SERANG - Siapa yang belum mengetahui sejarah Hari Pers Nasional? yuk kita simak artiket dibawah ini.
Hari Pers Nasional atau HPN yang telah diperingati setiap tanggal 9 Februari merupakan hari lahirnya organisasi Persatuan Wartawan Indonesia (PWI), yakni organisasi wartawan pertama di Indonesia, seperti dikutip dari detik.com, Kamis (09/02/2023).
Persatuan Wartawan Indonesia berdiri pada tanggal 9 Februari 1946 di Solo, lahirnya organisasi PWI ini menjadi bukti bahwa wartawan Indonesia ikut berjuang dalam menentang kembalinya penjajah ke tanah air.
Kala itu pada tada tanggal 9 Februari 1946 saat pasukan Inggris dan Belanda sedang meningkatkan operasi pendaratan dan pendudukan di berbagai daerah republik, para wartawan Republiken mengadakan kongres pertamanya di Surakarta untuk membentuk PWI.
Kongres yang melahirkan PWI itu dihadiri wartawan dari daerah republik dan para wartawan yang berhasil lolos dari daerah-daerah pendudukan dan dari incaran serdadu Sekutu atau Belanda.
Saat proklamasi kemerdekaan tanggal 17 Agustus 1945 sampai berlangsungnya Konferensi Meja Bundar (KMB) pada 23 Agustus-2 November 1949, para tokoh PWI telah melangsungkan tiga kali kongres.
Kongres pertama di Solo pada 9-10 Februari 1946 yang menghasilkan pengurus yang diketuai Mr Sumanang, diperkuat Sudarjo Tjokrosisworo, Sjamsuddin Sutan Makmur, B M Diah, Sumantoro, Ronggo Danukusumo, Djawoto, dan Harsono Tjokroaminoto.
Kongres kedua di kota Malang, 23-24 Februari 1947, menetapkan pengurus baru terdiri Usmar Ismail sebagai ketua, dibantu Djamal Ali, Sudarjo Tjokrosisworo, Sumanang, dan lain-lain.
Kongres ketiga di Jogja, 7-9 Desember 1949, Djawoto terpilih sebagai ketua, dibantu Djamal Ali, Darsjaf Rachman, Mashud dan lan-lain.
Pada kongres PWI pertama di Solo, para wartawan pergerakan sudah memikirkan pentingnya upaya di bidang pengusahaan pers demi kelangsungan hidup pers sebagai alat perjuangan dan pembangunan bangsa. Mengingat kepentingan inilah peserta kongres sepakat membentuk panitia berjumlah 10 orang.

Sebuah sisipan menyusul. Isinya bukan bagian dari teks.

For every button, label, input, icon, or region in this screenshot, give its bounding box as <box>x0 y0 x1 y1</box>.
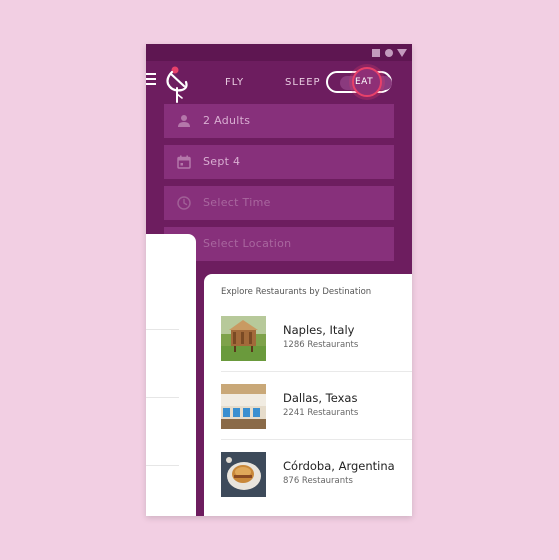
destination-count: 1286 Restaurants <box>283 340 359 350</box>
phone-screen: FLY SLEEP EAT 2 Adults Sept 4 Select Tim… <box>146 44 412 516</box>
cordoba-thumbnail <box>221 452 266 497</box>
dallas-thumbnail <box>221 384 266 429</box>
tab-sleep[interactable]: SLEEP <box>285 77 321 88</box>
destination-count: 2241 Restaurants <box>283 408 359 418</box>
triangle-icon <box>397 49 407 57</box>
previous-card[interactable] <box>146 234 196 516</box>
destination-name: Naples, Italy <box>283 323 355 337</box>
card-title: Explore Restaurants by Destination <box>221 287 372 297</box>
clock-icon <box>177 196 191 210</box>
date-field[interactable]: Sept 4 <box>164 145 394 179</box>
person-icon <box>178 115 190 127</box>
destination-count: 876 Restaurants <box>283 476 353 486</box>
time-placeholder: Select Time <box>203 196 271 209</box>
location-placeholder: Select Location <box>203 237 292 250</box>
destination-name: Córdoba, Argentina <box>283 459 395 473</box>
destination-row-cordoba[interactable]: Córdoba, Argentina 876 Restaurants <box>204 440 412 506</box>
destination-row-dallas[interactable]: Dallas, Texas 2241 Restaurants <box>204 372 412 438</box>
adults-value: 2 Adults <box>203 114 251 127</box>
time-field[interactable]: Select Time <box>164 186 394 220</box>
location-field[interactable]: Select Location <box>164 227 394 261</box>
square-icon <box>372 49 380 57</box>
divider <box>146 329 179 330</box>
date-value: Sept 4 <box>203 155 241 168</box>
toggle-label: EAT <box>355 77 374 87</box>
circle-icon <box>385 49 393 57</box>
divider <box>146 397 179 398</box>
naples-thumbnail <box>221 316 266 361</box>
divider <box>146 465 179 466</box>
explore-card: Explore Restaurants by Destination Naple… <box>204 274 412 516</box>
menu-icon[interactable] <box>146 73 156 85</box>
status-bar <box>146 44 412 61</box>
calendar-icon <box>177 155 191 169</box>
flamingo-logo-icon <box>162 64 194 104</box>
eat-toggle[interactable]: EAT <box>326 67 392 97</box>
adults-field[interactable]: 2 Adults <box>164 104 394 138</box>
destination-name: Dallas, Texas <box>283 391 358 405</box>
tab-fly[interactable]: FLY <box>225 77 244 88</box>
destination-row-naples[interactable]: Naples, Italy 1286 Restaurants <box>204 304 412 370</box>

Dibentuknya panitia tersebut mendorong lahirnya Serikat Perusahaan Suratkabar (SPS) di Jogja pada 8 Juni 1946, yang namanya kemudian menjadi Serikat Penerbit Suratkabar.
Anggota pengurus SPS pada saat pembentukannya termasuk wartawan-wartawan pergerakan seperti Sjamsuddin Sutan Makmur, Djamal Ali, Ronggo Danukusumo dan Sumanang. Dalam artikel 'Sekilas Sejarah Pers Indonesia' karya Tribuana Said di halaman website pwi.or.id dijelaskan bahwa perkembangan politik liberalisme saat itu tercermin pula dalam kehidupan pers nasional.

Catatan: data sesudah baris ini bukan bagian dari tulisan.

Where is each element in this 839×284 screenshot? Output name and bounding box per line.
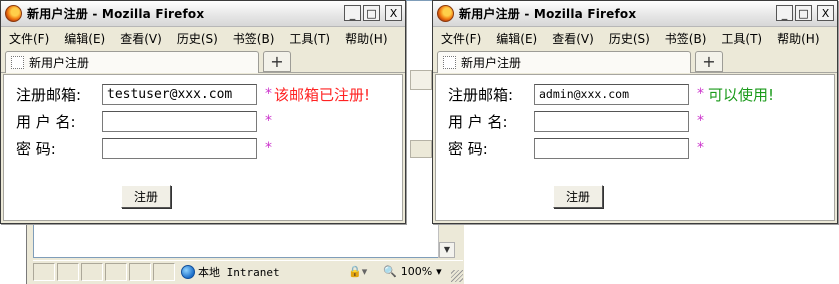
window-title: 新用户注册 - Mozilla Firefox xyxy=(459,7,637,21)
password-label: 密 码: xyxy=(448,139,488,158)
status-pane xyxy=(33,263,55,281)
tab-label: 新用户注册 xyxy=(461,56,522,70)
menu-bookmarks[interactable]: 书签(B) xyxy=(227,30,284,47)
title-bar[interactable]: 新用户注册 - Mozilla Firefox _ □ X xyxy=(1,1,405,27)
menu-history[interactable]: 历史(S) xyxy=(171,30,227,47)
password-label: 密 码: xyxy=(16,139,56,158)
ie-toolbar-button[interactable] xyxy=(410,140,432,158)
minimize-button[interactable]: _ xyxy=(776,5,793,21)
maximize-button[interactable]: □ xyxy=(363,5,380,21)
required-mark: * xyxy=(265,113,272,129)
email-field[interactable]: testuser@xxx.com xyxy=(102,83,257,105)
tab-bar: 新用户注册 + xyxy=(1,49,405,73)
tab-new-user-registration[interactable]: 新用户注册 xyxy=(5,51,259,73)
menu-tools[interactable]: 工具(T) xyxy=(715,30,771,47)
page-favicon-icon xyxy=(11,56,24,69)
tab-new-user-registration[interactable]: 新用户注册 xyxy=(437,51,691,73)
register-button[interactable]: 注册 xyxy=(553,185,603,208)
username-row: 用 户 名: * xyxy=(448,110,704,132)
security-zone[interactable]: 本地 Intranet xyxy=(181,263,280,281)
close-button[interactable]: X xyxy=(385,5,402,21)
window-title: 新用户注册 - Mozilla Firefox xyxy=(27,7,205,21)
menu-bookmarks[interactable]: 书签(B) xyxy=(659,30,716,47)
email-label: 注册邮箱: xyxy=(448,85,514,104)
required-mark: * xyxy=(697,113,704,129)
email-label: 注册邮箱: xyxy=(16,85,82,104)
title-bar[interactable]: 新用户注册 - Mozilla Firefox _ □ X xyxy=(433,1,837,27)
menu-tools[interactable]: 工具(T) xyxy=(283,30,339,47)
minimize-button[interactable]: _ xyxy=(344,5,361,21)
status-pane xyxy=(81,263,103,281)
email-available-message: 可以使用! xyxy=(708,85,775,104)
status-pane xyxy=(57,263,79,281)
required-mark: * xyxy=(265,86,272,102)
username-label: 用 户 名: xyxy=(16,112,76,131)
tab-label: 新用户注册 xyxy=(29,56,90,70)
page-favicon-icon xyxy=(443,56,456,69)
resize-grip-icon[interactable] xyxy=(451,270,463,282)
required-mark: * xyxy=(697,86,704,102)
menu-bar: 文件(F) 编辑(E) 查看(V) 历史(S) 书签(B) 工具(T) 帮助(H… xyxy=(433,27,837,49)
menu-help[interactable]: 帮助(H) xyxy=(339,30,396,47)
username-field[interactable] xyxy=(534,110,689,132)
menu-edit[interactable]: 编辑(E) xyxy=(58,30,114,47)
firefox-logo-icon xyxy=(437,5,454,22)
page-content: 注册邮箱: admin@xxx.com * 可以使用! 用 户 名: * 密 码… xyxy=(435,74,835,221)
status-pane xyxy=(129,263,151,281)
username-field[interactable] xyxy=(102,110,257,132)
menu-view[interactable]: 查看(V) xyxy=(546,30,603,47)
email-error-message: 该邮箱已注册! xyxy=(274,85,371,104)
tab-bar: 新用户注册 + xyxy=(433,49,837,73)
firefox-window-available: 新用户注册 - Mozilla Firefox _ □ X 文件(F) 编辑(E… xyxy=(432,0,838,224)
protected-mode-icon[interactable]: 🔒▾ xyxy=(348,265,367,278)
menu-bar: 文件(F) 编辑(E) 查看(V) 历史(S) 书签(B) 工具(T) 帮助(H… xyxy=(1,27,405,49)
firefox-window-registered: 新用户注册 - Mozilla Firefox _ □ X 文件(F) 编辑(E… xyxy=(0,0,406,224)
zoom-control[interactable]: 🔍 100% ▾ xyxy=(383,265,442,278)
firefox-logo-icon xyxy=(5,5,22,22)
password-row: 密 码: * xyxy=(448,137,704,159)
password-row: 密 码: * xyxy=(16,137,272,159)
menu-edit[interactable]: 编辑(E) xyxy=(490,30,546,47)
menu-history[interactable]: 历史(S) xyxy=(603,30,659,47)
status-pane xyxy=(105,263,127,281)
menu-file[interactable]: 文件(F) xyxy=(3,30,58,47)
username-label: 用 户 名: xyxy=(448,112,508,131)
menu-view[interactable]: 查看(V) xyxy=(114,30,171,47)
register-button[interactable]: 注册 xyxy=(121,185,171,208)
required-mark: * xyxy=(697,140,704,156)
menu-help[interactable]: 帮助(H) xyxy=(771,30,828,47)
ie-toolbar-button[interactable] xyxy=(410,70,432,90)
ie-status-bar: 本地 Intranet 🔒▾ 🔍 100% ▾ xyxy=(33,260,463,282)
scroll-down-arrow-icon[interactable]: ▼ xyxy=(439,242,455,258)
password-field[interactable] xyxy=(534,137,689,159)
status-pane xyxy=(153,263,175,281)
email-row: 注册邮箱: testuser@xxx.com * 该邮箱已注册! xyxy=(16,83,370,105)
required-mark: * xyxy=(265,140,272,156)
new-tab-button[interactable]: + xyxy=(695,51,723,72)
email-row: 注册邮箱: admin@xxx.com * 可以使用! xyxy=(448,83,774,105)
email-field[interactable]: admin@xxx.com xyxy=(534,83,689,105)
zone-label: 本地 Intranet xyxy=(198,266,280,279)
password-field[interactable] xyxy=(102,137,257,159)
username-row: 用 户 名: * xyxy=(16,110,272,132)
menu-file[interactable]: 文件(F) xyxy=(435,30,490,47)
globe-icon xyxy=(181,265,195,279)
maximize-button[interactable]: □ xyxy=(795,5,812,21)
new-tab-button[interactable]: + xyxy=(263,51,291,72)
page-content: 注册邮箱: testuser@xxx.com * 该邮箱已注册! 用 户 名: … xyxy=(3,74,403,221)
zoom-icon: 🔍 xyxy=(383,265,397,278)
chevron-down-icon: ▾ xyxy=(436,265,442,278)
zoom-level: 100% xyxy=(400,265,433,278)
close-button[interactable]: X xyxy=(817,5,834,21)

Pada tahun pertama, 1950, surat kabar-surat kabar menentukan pilihan mereka dalam menyikapi pertentangan politik seputar hasil-hasil KMB, dilanjutkan pada tahun-tahun berikutnya dengan pertentangan partai-partai, baik di parlemen mau pun dalam kabinet.
Suasana dan keadaan politik yang liberalistik ini terpantul dalam pola pemberitaan, garis editorial atau tajuk rencana, bentuk karikatur, dan isi pojok penerbitan pers, terutama penerbitan pers masing-masing partai.
Menurut data tahun 1954, di seluruh Indonesia saat itu terdapat 105 surat kabar harian dengan total oplah 697.000 lembar.